Deconstruction By Design
Review of Sacai Fall 2026 Men’s Fashion Show
By Angela Baidoo
The mainstay in Sacai founder Chitose Abe’s work is ‘hybridization’. Multiple categories often collide in one garment, as the designer has always known that modularity would dictate our future.
As the luxury consumer refuses to settle for less when paying exponentially more, Abe’s collections are layered with inherent value. Never drifting too far from her signature style, the designer consistently manages to fuse new ideas, collaborations, and decorative features onto her deconstructed designs and make them appear as if they had always belonged. This season she afforded herself the freedom to dismantle the established order and go about breaking free from society’s archetypes.
THE COLLECTION
THE VIBE
Breaking Free, Dismantling Order, Punching Above Her Weight

The symbolism used throughout today’s collection was ripe for the unpicking.
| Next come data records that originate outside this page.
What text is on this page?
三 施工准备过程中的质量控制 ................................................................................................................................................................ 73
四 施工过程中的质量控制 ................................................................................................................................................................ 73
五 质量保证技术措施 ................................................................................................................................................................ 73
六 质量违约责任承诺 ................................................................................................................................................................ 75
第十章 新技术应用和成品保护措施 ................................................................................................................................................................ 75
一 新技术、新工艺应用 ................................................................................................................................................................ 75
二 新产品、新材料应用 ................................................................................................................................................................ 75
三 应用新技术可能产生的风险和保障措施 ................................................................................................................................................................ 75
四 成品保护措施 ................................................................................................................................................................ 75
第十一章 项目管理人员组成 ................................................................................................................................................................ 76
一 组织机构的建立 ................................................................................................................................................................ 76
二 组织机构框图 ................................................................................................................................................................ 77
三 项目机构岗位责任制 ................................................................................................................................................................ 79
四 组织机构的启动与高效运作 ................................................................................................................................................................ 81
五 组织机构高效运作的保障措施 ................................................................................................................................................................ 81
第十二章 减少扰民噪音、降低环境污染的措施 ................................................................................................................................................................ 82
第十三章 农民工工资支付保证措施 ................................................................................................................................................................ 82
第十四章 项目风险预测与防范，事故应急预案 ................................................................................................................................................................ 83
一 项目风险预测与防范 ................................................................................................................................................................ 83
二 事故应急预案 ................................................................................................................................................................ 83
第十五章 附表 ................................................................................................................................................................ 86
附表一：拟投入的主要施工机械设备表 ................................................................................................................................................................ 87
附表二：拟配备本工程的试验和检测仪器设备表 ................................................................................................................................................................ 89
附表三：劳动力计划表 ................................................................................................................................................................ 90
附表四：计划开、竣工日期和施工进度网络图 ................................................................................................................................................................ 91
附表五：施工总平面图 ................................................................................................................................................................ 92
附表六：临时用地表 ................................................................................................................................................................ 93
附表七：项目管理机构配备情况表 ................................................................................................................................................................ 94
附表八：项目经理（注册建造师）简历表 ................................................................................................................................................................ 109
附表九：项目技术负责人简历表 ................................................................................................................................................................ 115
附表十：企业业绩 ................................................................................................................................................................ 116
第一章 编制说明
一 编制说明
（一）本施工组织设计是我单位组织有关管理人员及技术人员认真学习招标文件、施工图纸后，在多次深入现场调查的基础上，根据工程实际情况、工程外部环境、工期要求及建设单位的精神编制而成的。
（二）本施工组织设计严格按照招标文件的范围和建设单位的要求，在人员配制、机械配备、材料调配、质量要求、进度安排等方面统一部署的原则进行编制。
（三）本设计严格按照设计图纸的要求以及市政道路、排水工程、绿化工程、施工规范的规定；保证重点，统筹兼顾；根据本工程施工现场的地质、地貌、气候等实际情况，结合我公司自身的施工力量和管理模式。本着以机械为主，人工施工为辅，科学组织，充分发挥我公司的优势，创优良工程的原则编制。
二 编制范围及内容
The need for freedom specifically may have been the designers way to address the global unrest taking place outside of the fashion week ecosystem. Her soundtrack needed no interpretation of its message, as Queen’s “I want to break free” could have been in reference to nations breaking free from the grip of dominant global superpowers and going it alone. Case in point “I want to break free. I want to break free from your lies. You’re so self-satisfied. I don’t need you…God knows, got to make it on my own”. The show closed with Tears for Fears thought-provoking “Everybody Wants to Rule the World”, released at a time when the Cold War between the U.S. and Soviet Union made the threat of nuclear war an everyday reality (not unlike where we stand today). The relevance of the song a fitting way to close out the last day of fashion week.
Unlike in the wider world, for fall 2026 Chitose Abe explored the ‘the beauty of destruction’. Using an image of the late World Heavyweight Champion boxer – Muhammad Ali – throwing one of his signature punches, it symbolised the idea of breaking through and breaking free. Incidentally, the shows set design was a drywall partition that separated the space and appeared to have had a hole punched through it à la Ali. Backstage the designer told The Impression “I wanted to express the power to break through the wall, to be free. That was the starting point of the collection.”
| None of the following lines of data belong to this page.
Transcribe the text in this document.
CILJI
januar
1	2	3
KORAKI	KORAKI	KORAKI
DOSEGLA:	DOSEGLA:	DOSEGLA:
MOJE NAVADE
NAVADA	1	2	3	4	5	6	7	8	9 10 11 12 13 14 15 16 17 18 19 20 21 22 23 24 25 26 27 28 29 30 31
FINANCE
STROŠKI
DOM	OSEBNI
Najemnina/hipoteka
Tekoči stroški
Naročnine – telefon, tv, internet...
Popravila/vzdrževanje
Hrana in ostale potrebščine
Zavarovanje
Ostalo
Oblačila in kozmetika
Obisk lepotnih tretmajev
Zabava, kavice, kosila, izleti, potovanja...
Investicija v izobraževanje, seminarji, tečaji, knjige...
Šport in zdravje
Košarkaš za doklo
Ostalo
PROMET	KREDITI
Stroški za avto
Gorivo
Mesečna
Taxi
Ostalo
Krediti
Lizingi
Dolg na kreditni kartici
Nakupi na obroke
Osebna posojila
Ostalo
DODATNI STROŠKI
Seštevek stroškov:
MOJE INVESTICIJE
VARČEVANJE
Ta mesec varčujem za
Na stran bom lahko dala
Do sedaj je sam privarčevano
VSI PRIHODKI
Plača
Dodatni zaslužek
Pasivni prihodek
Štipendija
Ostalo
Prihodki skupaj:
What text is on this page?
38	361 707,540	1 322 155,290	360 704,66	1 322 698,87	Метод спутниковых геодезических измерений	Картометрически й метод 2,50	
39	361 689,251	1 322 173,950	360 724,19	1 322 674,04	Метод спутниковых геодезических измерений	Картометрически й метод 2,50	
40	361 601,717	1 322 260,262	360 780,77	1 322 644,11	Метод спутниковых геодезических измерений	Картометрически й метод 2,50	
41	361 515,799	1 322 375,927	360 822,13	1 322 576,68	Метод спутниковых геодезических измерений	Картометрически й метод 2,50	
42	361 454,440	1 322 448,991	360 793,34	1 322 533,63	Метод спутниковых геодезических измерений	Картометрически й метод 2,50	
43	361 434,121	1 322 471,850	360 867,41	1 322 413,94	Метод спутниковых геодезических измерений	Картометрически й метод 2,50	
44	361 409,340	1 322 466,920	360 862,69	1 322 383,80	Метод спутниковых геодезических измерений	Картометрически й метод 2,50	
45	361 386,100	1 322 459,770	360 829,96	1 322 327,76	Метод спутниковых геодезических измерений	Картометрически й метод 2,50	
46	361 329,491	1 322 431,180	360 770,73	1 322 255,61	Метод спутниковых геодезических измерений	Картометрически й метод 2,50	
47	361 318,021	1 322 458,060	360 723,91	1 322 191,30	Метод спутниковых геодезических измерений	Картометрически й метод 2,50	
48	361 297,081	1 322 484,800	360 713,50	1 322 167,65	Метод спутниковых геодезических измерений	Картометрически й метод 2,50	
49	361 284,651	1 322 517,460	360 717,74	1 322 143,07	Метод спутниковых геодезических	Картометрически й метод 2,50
There was also an intention to not adhere to the rules of the runway by designing with an unrestricted vision. “When we’re creating the clothes, there’s [always] some expectation that they need to be this way, or that way. [It should be that] we don’t need to create something that is sellable, we want it to be free from that and think of outside the box.” she expanded. This uninhibited thought process led to one of the best silhouettes of the season. Seeing as statement pants have been trending – from to Dior’s jacquard florals to Ralph Lauren’s pea green cords – a mash up of tailored bermuda shorts and straight leg trousers were a satisfying experiment. The construction wizardry meant that the shorts section morphed away from the trouser leg without a seam in sight! This is what makes Sacai so special and each piece a statement in its own right. Jackets were also ‘spliced horizontally’ with the lower part sewn to the lining so both sections moved independently when worn but were still constructed as one jacket.
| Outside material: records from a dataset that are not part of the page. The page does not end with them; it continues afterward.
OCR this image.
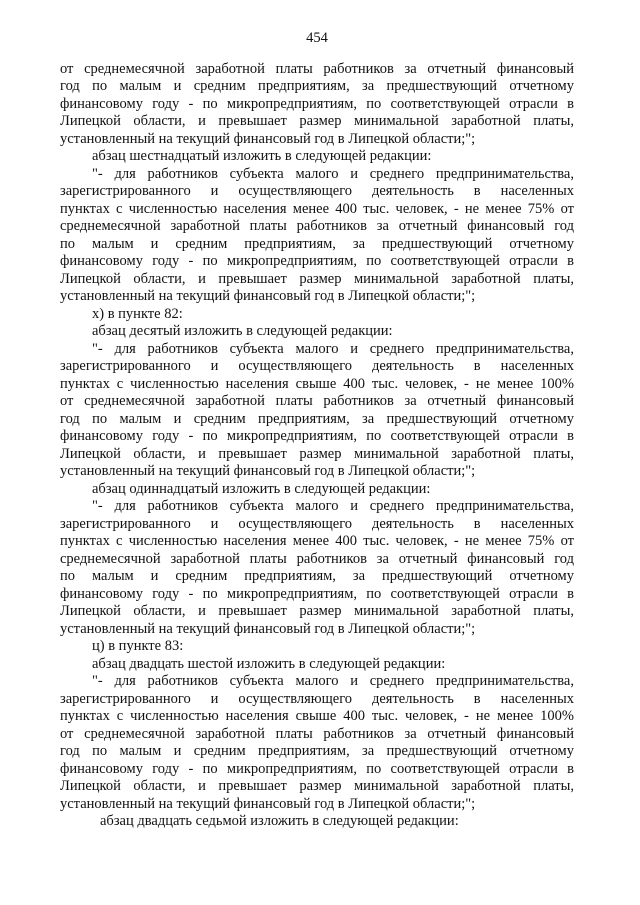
454
от среднемесячной заработной платы работников за отчетный финансовый
год по малым и средним предприятиям, за предшествующий отчетному
финансовому году - по микропредприятиям, по соответствующей отрасли в
Липецкой области, и превышает размер минимальной заработной платы,
установленный на текущий финансовый год в Липецкой области;";
абзац шестнадцатый изложить в следующей редакции:
"- для работников субъекта малого и среднего предпринимательства,
зарегистрированного и осуществляющего деятельность в населенных
пунктах с численностью населения менее 400 тыс. человек, - не менее 75% от
среднемесячной заработной платы работников за отчетный финансовый год
по малым и средним предприятиям, за предшествующий отчетному
финансовому году - по микропредприятиям, по соответствующей отрасли в
Липецкой области, и превышает размер минимальной заработной платы,
установленный на текущий финансовый год в Липецкой области;";
х) в пункте 82:
абзац десятый изложить в следующей редакции:
"- для работников субъекта малого и среднего предпринимательства,
зарегистрированного и осуществляющего деятельность в населенных
пунктах с численностью населения свыше 400 тыс. человек, - не менее 100%
от среднемесячной заработной платы работников за отчетный финансовый
год по малым и средним предприятиям, за предшествующий отчетному
финансовому году - по микропредприятиям, по соответствующей отрасли в
Липецкой области, и превышает размер минимальной заработной платы,
установленный на текущий финансовый год в Липецкой области;";
абзац одиннадцатый изложить в следующей редакции:
"- для работников субъекта малого и среднего предпринимательства,
зарегистрированного и осуществляющего деятельность в населенных
пунктах с численностью населения менее 400 тыс. человек, - не менее 75% от
среднемесячной заработной платы работников за отчетный финансовый год
по малым и средним предприятиям, за предшествующий отчетному
финансовому году - по микропредприятиям, по соответствующей отрасли в
Липецкой области, и превышает размер минимальной заработной платы,
установленный на текущий финансовый год в Липецкой области;";
ц) в пункте 83:
абзац двадцать шестой изложить в следующей редакции:
"- для работников субъекта малого и среднего предпринимательства,
зарегистрированного и осуществляющего деятельность в населенных
пунктах с численностью населения свыше 400 тыс. человек, - не менее 100%
от среднемесячной заработной платы работников за отчетный финансовый
год по малым и средним предприятиям, за предшествующий отчетному
финансовому году - по микропредприятиям, по соответствующей отрасли в
Липецкой области, и превышает размер минимальной заработной платы,
установленный на текущий финансовый год в Липецкой области;";
абзац двадцать седьмой изложить в следующей редакции:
No stranger to a successful collaboration, fall will see the designer revisit her partnership with Levi’s. Remixing the Type 1 and Type 2 denim jacket silhouettes, she merged them with spliced tweed blazers and tailored wool coats, sandwiching them between layers. Fly fronts on wide-leg trousers were deliberately left unzipped to reveal the top half from a pair of jeans, and an MA1 jacket found a new lease of life in selvedge denim. Considered ‘dear friends’ and fellow patchwork enthusiasts, A.P.C.’s Jessica Ogden and her ‘Quilts project’ (started in 2010 to repurpose fabric deadstock) inspired the finale looks of reworked quilted skirts and jackets with the Sacai touch.
Fall 2026 saw Chitose Abe test boundaries and take her ideas on a journey until she arrived at a place of discomfort by design.






THE DIRECTION
THE QUOTE

The wall of the set was the breakthrough of a punch, so he (Muhammad Ali) was like the symbol. He was the inspiration and is aligned to what we do. It was the statement of freedom that we wanted to exert in this collection.
Chitose Abe, Creative Director, Sacai
THE WRAP UP
Speaking to The Impression about rejecting a preoccupation with creating sellable designs, it is hard to fathom Sacai ever having faced this problem. Still considered one of fashion’s most visionary designers (years spent by the side of Junya Watanabe will tend to yield those results), for Chitose Abe to feel that she has to break free from uniformity and dismantle ideas around beauty is telling of the times we are living through.
In challenging her own self-imposed restrictions on what fall 2026 could look like, we were gifted with another collection that played up construction ‘trickery’, an instant sell-out of a collaboration, and iconic symbolism as a reminder to break free and ‘punch through’.